If above code exists under Strict pragma, any error arises. Let's see your code:

test_fibs n = 
    let fibs = 0 : 1 : my_zipWith (+) fibs (tail fibs) in
    take n fibs

fibs called recursively but in list cons, so now whole list is WHNF. That is reason why your code didn't stack.
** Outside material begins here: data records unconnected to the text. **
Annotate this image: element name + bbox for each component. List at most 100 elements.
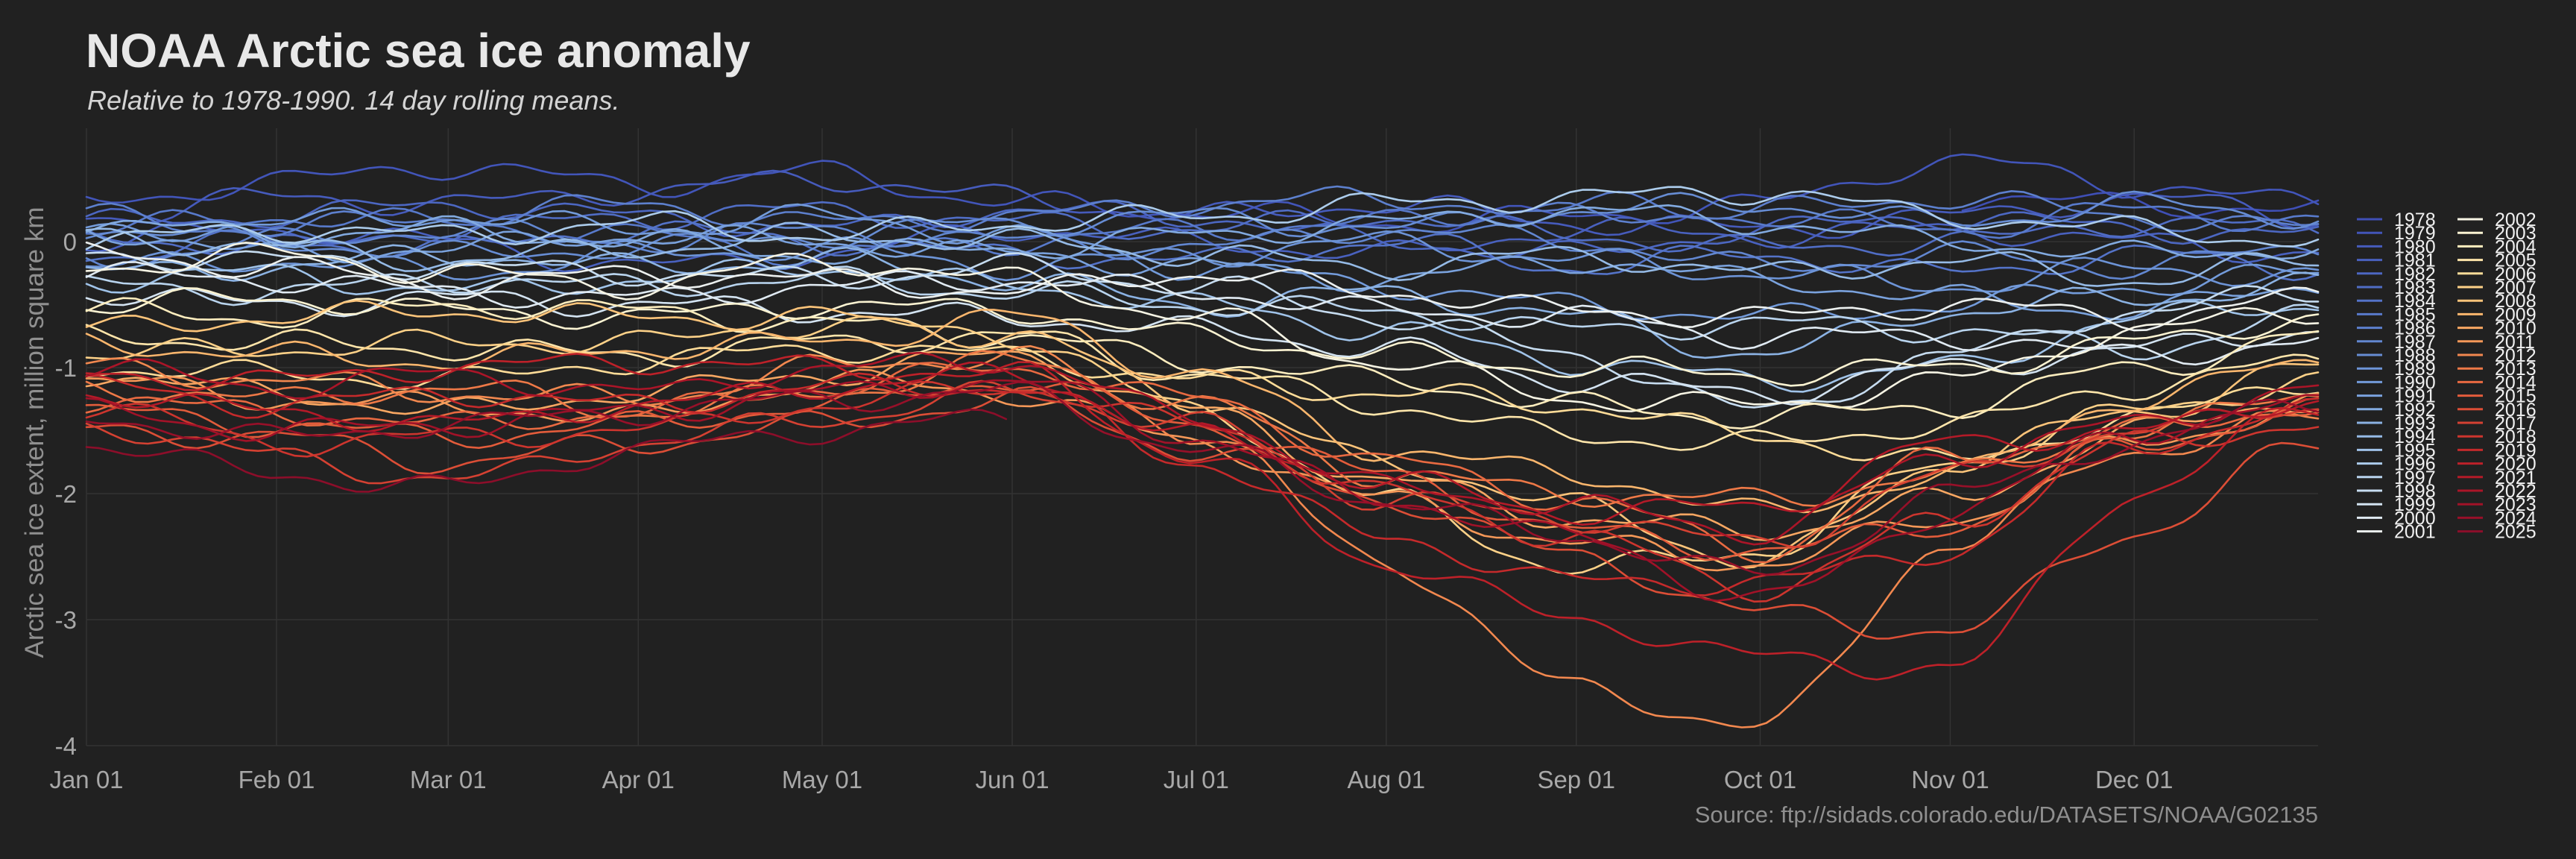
chart-subtitle: Relative to 1978-1990. 14 day rolling me… — [87, 85, 619, 116]
x-axis-ticks: Jan 01 Feb 01 Mar 01 Apr 01 May 01 Jun 01 Jul … — [49, 766, 2173, 793]
legend-label-1993: 1993 — [2394, 413, 2436, 434]
series-line-2004 — [85, 297, 2320, 430]
legend-label-2013: 2013 — [2495, 359, 2536, 380]
legend-label-1979: 1979 — [2394, 223, 2436, 244]
legend-label-2017: 2017 — [2495, 413, 2536, 434]
legend-label-1983: 1983 — [2394, 277, 2436, 298]
legend-label-2016: 2016 — [2495, 400, 2536, 421]
legend-label-1987: 1987 — [2394, 332, 2436, 353]
series-line-1978 — [1961, 191, 2320, 218]
x-tick-label: Mar 01 — [410, 766, 487, 793]
series-line-2021 — [85, 362, 2320, 526]
series-line-2019 — [85, 372, 2320, 597]
series-line-1985 — [85, 190, 2320, 267]
legend-label-2008: 2008 — [2495, 291, 2536, 312]
legend-label-1994: 1994 — [2394, 427, 2436, 447]
series-line-2012 — [85, 344, 2320, 729]
legend-label-2010: 2010 — [2495, 318, 2536, 339]
legend-label-1982: 1982 — [2394, 264, 2436, 285]
series-line-1987 — [85, 217, 2320, 280]
legend-label-1989: 1989 — [2394, 359, 2436, 380]
legend-label-2025: 2025 — [2495, 522, 2536, 543]
legend-label-2001: 2001 — [2394, 522, 2436, 543]
series-line-1984 — [85, 220, 2320, 281]
legend-label-1996: 1996 — [2394, 454, 2436, 475]
legend-label-1986: 1986 — [2394, 318, 2436, 339]
y-tick-label: -3 — [55, 606, 77, 634]
x-tick-label: Feb 01 — [239, 766, 315, 793]
series-line-2001 — [85, 242, 2320, 332]
legend-label-2003: 2003 — [2495, 223, 2536, 244]
x-tick-label: May 01 — [782, 766, 862, 793]
series-line-2017 — [85, 380, 2320, 549]
legend-label-2023: 2023 — [2495, 494, 2536, 515]
x-tick-label: Dec 01 — [2095, 766, 2174, 793]
y-tick-label: -4 — [55, 732, 77, 760]
series-line-2022 — [85, 351, 2320, 546]
legend-label-2000: 2000 — [2394, 508, 2436, 529]
source-caption: Source: ftp://sidads.colorado.edu/DATASE… — [1695, 802, 2318, 828]
series-line-1998 — [85, 250, 2320, 409]
y-tick-label: -1 — [55, 354, 77, 382]
legend-label-1992: 1992 — [2394, 400, 2436, 421]
x-tick-label: Oct 01 — [1724, 766, 1796, 793]
legend-label-2015: 2015 — [2495, 386, 2536, 407]
legend-label-1991: 1991 — [2394, 386, 2436, 407]
legend-label-1995: 1995 — [2394, 440, 2436, 461]
legend-label-2006: 2006 — [2495, 264, 2536, 285]
series-line-2025 — [85, 408, 1008, 493]
series-line-2003 — [85, 287, 2320, 387]
legend-label-2011: 2011 — [2495, 332, 2535, 353]
legend-label-1980: 1980 — [2394, 236, 2436, 257]
y-tick-label: -2 — [55, 480, 77, 508]
legend-label-2009: 2009 — [2495, 304, 2536, 325]
legend-label-2024: 2024 — [2495, 508, 2536, 529]
legend-label-1985: 1985 — [2394, 304, 2436, 325]
x-tick-label: Nov 01 — [1911, 766, 1989, 793]
series-line-2024 — [85, 381, 2320, 576]
legend-label-1988: 1988 — [2394, 345, 2436, 366]
legend-label-2019: 2019 — [2495, 440, 2536, 461]
legend-label-1997: 1997 — [2394, 468, 2436, 488]
series-lines — [85, 153, 2320, 729]
series-line-1999 — [85, 287, 2320, 406]
series-line-1996 — [85, 186, 2320, 251]
series-line-1979 — [85, 153, 2320, 233]
legend-label-2002: 2002 — [2495, 210, 2536, 230]
legend: 1978197919801981198219831984198519861987… — [2357, 210, 2536, 543]
series-line-1980 — [85, 169, 2320, 239]
legend-label-1978: 1978 — [2394, 210, 2436, 230]
series-line-2000 — [85, 261, 2320, 366]
series-line-2010 — [85, 350, 2320, 541]
legend-label-2018: 2018 — [2495, 427, 2536, 447]
x-tick-label: Aug 01 — [1347, 766, 1425, 793]
series-line-2007 — [85, 315, 2320, 575]
legend-label-1984: 1984 — [2394, 291, 2436, 312]
legend-label-2021: 2021 — [2495, 468, 2536, 488]
series-line-2018 — [85, 380, 2320, 603]
legend-label-1990: 1990 — [2394, 372, 2436, 393]
legend-label-1999: 1999 — [2394, 494, 2436, 515]
x-tick-label: Jan 01 — [49, 766, 123, 793]
series-line-2002 — [85, 242, 2320, 412]
series-line-2011 — [85, 368, 2320, 572]
legend-label-2004: 2004 — [2495, 236, 2536, 257]
x-tick-label: Jul 01 — [1164, 766, 1229, 793]
legend-label-2012: 2012 — [2495, 345, 2536, 366]
legend-label-2014: 2014 — [2495, 372, 2536, 393]
x-tick-label: Apr 01 — [602, 766, 675, 793]
legend-label-1981: 1981 — [2394, 251, 2436, 271]
x-tick-label: Jun 01 — [975, 766, 1049, 793]
series-line-1995 — [85, 258, 2320, 393]
series-line-2016 — [85, 386, 2320, 640]
series-line-1992 — [85, 204, 2320, 265]
series-line-2005 — [85, 324, 2320, 451]
series-line-2014 — [85, 362, 2320, 564]
legend-label-2005: 2005 — [2495, 251, 2536, 271]
legend-label-2022: 2022 — [2495, 481, 2536, 502]
y-axis-label: Arctic sea ice extent, million square km — [20, 207, 49, 658]
series-line-1981 — [85, 216, 2320, 273]
series-line-1990 — [85, 203, 2320, 321]
series-line-1994 — [85, 221, 2320, 287]
legend-label-2007: 2007 — [2495, 277, 2536, 298]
This post will help you also. Enjoy recursion and laziness!

Add:

An easy way, to use deepseq:

{-# LANGUAGE Strict #-}
import Control.DeepSeq

my_zipWith f  x [] = []
my_zipWith f []  y = []
my_zipWith f (x:xt) (y:yt) = force $ f x y : my_zipWith f xt yt

test_fibs :: Int -> [Int]
test_fibs n = 
    let fibs = 0 : 1 : my_zipWith (+) fibs (tail fibs) in
    force $ take n fibs

main = do
        putStr $ show $ test_fibs 15

force defined as force x = x `deepSeq` x, deepSeq evaluate an expression deeply literally to NF (Normal Form). This conversion is achieved with GHC.Generics. If convert manually, just have to evaluate inside of data, so can rewrite following:

{-# LANGUAGE Strict #-}

my_zipWith f  x [] = []
my_zipWith f []  y = []
my_zipWith f (x:xt) (y:yt) = f x y : go
    where
        go = my_zipWith f xt yt

test_fibs n = 
    let
        fib2 = my_zipWith (+) fibs (tail fibs)
        fibs = 0 : 1 : fib2
    in
        take n fibs

main = do
        putStr $ show $ test_fibs 15

But they can't stack actually. Because GHC can detect infinite loop, but it's another story.